By Tricia Petruney, FHI 360
Here’s a development scenario you’re probably familiar with: Imagine a young girl growing up in a remote rural area, raised in a poor family. Girls here are not typically encouraged in the same way as boys are to imagine themselves having exciting future careers, nor even the more vanilla option of working at the sole local factory. Virtually all the local authority figures are men. Contraception (especially for adolescents) carries a shameful stigma and is difficult to access. The girl’s school is chronically underfunded. Some of her peers get pregnant early, some drop out of school, some marry early. In short, she faces several financial and social barriers to a healthy, stable, and productive future. Now be honest: were you picturing a young girl from a poor country in Africa or Asia? If so, you’re wrong.
That girl was me. Who grew up in America, and is now a healthy, educated woman with a successful career. Does now knowing that the girl in the story was American make the happy ending less surprising? Probably so, and that illustrates a fundamental problem with the way we approach empowering women and girls in the developing world. Indeed, clearly the privilege of growing up in America provided me with a deeply significant advantage in overcoming those initial roadblocks to a healthy and happy life. But what about all of the other various ingredients, that when combined together became my recipe for success? Shouldn’t girls and women be supported in the same way, no matter where they live? Let’s break it down.
First, I was encouraged to pursue higher education despite a lack of family precedent or financial resources. Fortunately, there is widespread agreement that girls and young women in the developing world should be encouraged to do the same, and promising efforts are underway to ensure that more girls can finish secondary school and have access to higher education.
Next, using family planning allowed me to prevent unintended pregnancy while I finished my education and then began a career. I am not alone in recognizing the power of contraception for realizing my goals. In 2011, the Guttmacher Institute surveyed a large number of women in the United States and a majority reported that access to contraceptives had enabled them to take better care of themselves or their families, support themselves financially, complete their education, and get or keep a job. And yet improving access to contraception remains an under-utilized strategy for ensuring that young girls and women in developing countries can similarly plan their futures and achieve their dreams.
Finally, from a young age my mother instilled in me the importance of being financially independent. Doing so requires a combination of being gainfully employed and empowered to make financial decisions. And yet too few girls around the world are exposed to a broad range of potential careers, and too few women are given decision-making authority over their own or the household’s income. Fortunately, efforts are underway to change that through diverse workforce development and economic empowerment programs.

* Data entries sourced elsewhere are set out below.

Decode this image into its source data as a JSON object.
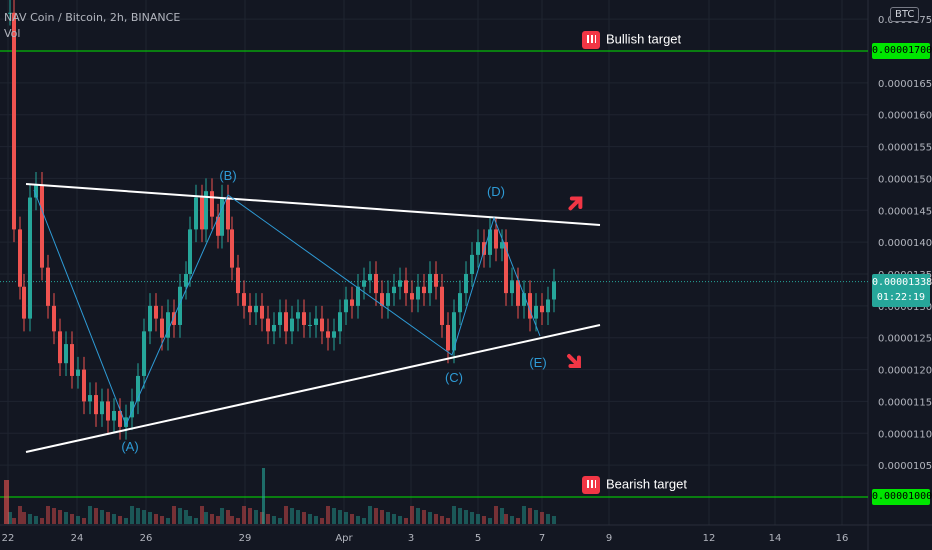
{
  "header": {
    "symbol_line": "NAV Coin / Bitcoin, 2h, BINANCE",
    "volume_label": "Vol",
    "currency_badge": "BTC"
  },
  "annotations": {
    "bullish_label": "Bullish target",
    "bearish_label": "Bearish target",
    "wave_labels": [
      "(A)",
      "(B)",
      "(C)",
      "(D)",
      "(E)"
    ]
  },
  "price_axis": {
    "bullish_target_price": "0.00001700",
    "bearish_target_price": "0.00001000",
    "current_price": "0.00001338",
    "countdown": "01:22:19"
  },
  "chart_data": {
    "type": "candlestick",
    "title": "NAV Coin / Bitcoin, 2h, BINANCE",
    "x_tick_labels": [
      "22",
      "24",
      "26",
      "29",
      "Apr",
      "3",
      "5",
      "7",
      "9",
      "12",
      "14",
      "16"
    ],
    "y_tick_labels": [
      "0.00001050",
      "0.00001100",
      "0.00001150",
      "0.00001200",
      "0.00001250",
      "0.00001300",
      "0.00001350",
      "0.00001400",
      "0.00001450",
      "0.00001500",
      "0.00001550",
      "0.00001600",
      "0.00001650",
      "0.00001750"
    ],
    "ylim": [
      1e-05,
      1.77e-05
    ],
    "grid": true,
    "current_price": 1.338e-05,
    "horizontal_lines": [
      {
        "label": "Bullish target",
        "value": 1.7e-05,
        "color": "#00e600"
      },
      {
        "label": "Bearish target",
        "value": 1e-05,
        "color": "#00e600"
      }
    ],
    "triangle": {
      "upper": [
        [
          "22",
          1.493e-05
        ],
        [
          "9",
          1.428e-05
        ]
      ],
      "lower": [
        [
          "22",
          1.07e-05
        ],
        [
          "9",
          1.272e-05
        ]
      ]
    },
    "wave_points": [
      {
        "label": "(A)",
        "x": "25",
        "y": 1.11e-05
      },
      {
        "label": "(B)",
        "x": "28",
        "y": 1.472e-05
      },
      {
        "label": "(C)",
        "x": "Apr 4",
        "y": 1.222e-05
      },
      {
        "label": "(D)",
        "x": "Apr 5",
        "y": 1.455e-05
      },
      {
        "label": "(E)",
        "x": "Apr 6",
        "y": 1.25e-05
      }
    ],
    "colors": {
      "up": "#26a69a",
      "down": "#ef5350",
      "trendline": "#ffffff",
      "wave": "#2e9bd6",
      "arrow": "#f23645"
    }
  }
}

In the end, by being lucky enough to receive a holistic mix of positive education, health, and livelihood messaging and support I was able to overcome a whole range of challenges and thrive. If any one of those elements had been removed, I have a hard time imagining I’d be where I am now. And that’s no different for other young women, wherever they may live. For too long we have collectively approached the issues faced by girls and women living in developing countries through narrowly fragmented perspectives. When we focus on health without addressing education, or on education without economic empowerment, the more opportunities we’ve missed to amplify impact or see long-term results. On this International Women’s Day, I believe we can do better. Several efforts using an intentionally holistic approach to support young women can offer inspiration, from mentoring and positive youth development, to integrated education and health programs. The faster we look at women and girls less as laundry lists of distinct problems and more as real people with complex lives and ideas, the faster we’ll see healthier and more productive families, communities, economies, and societies around the world.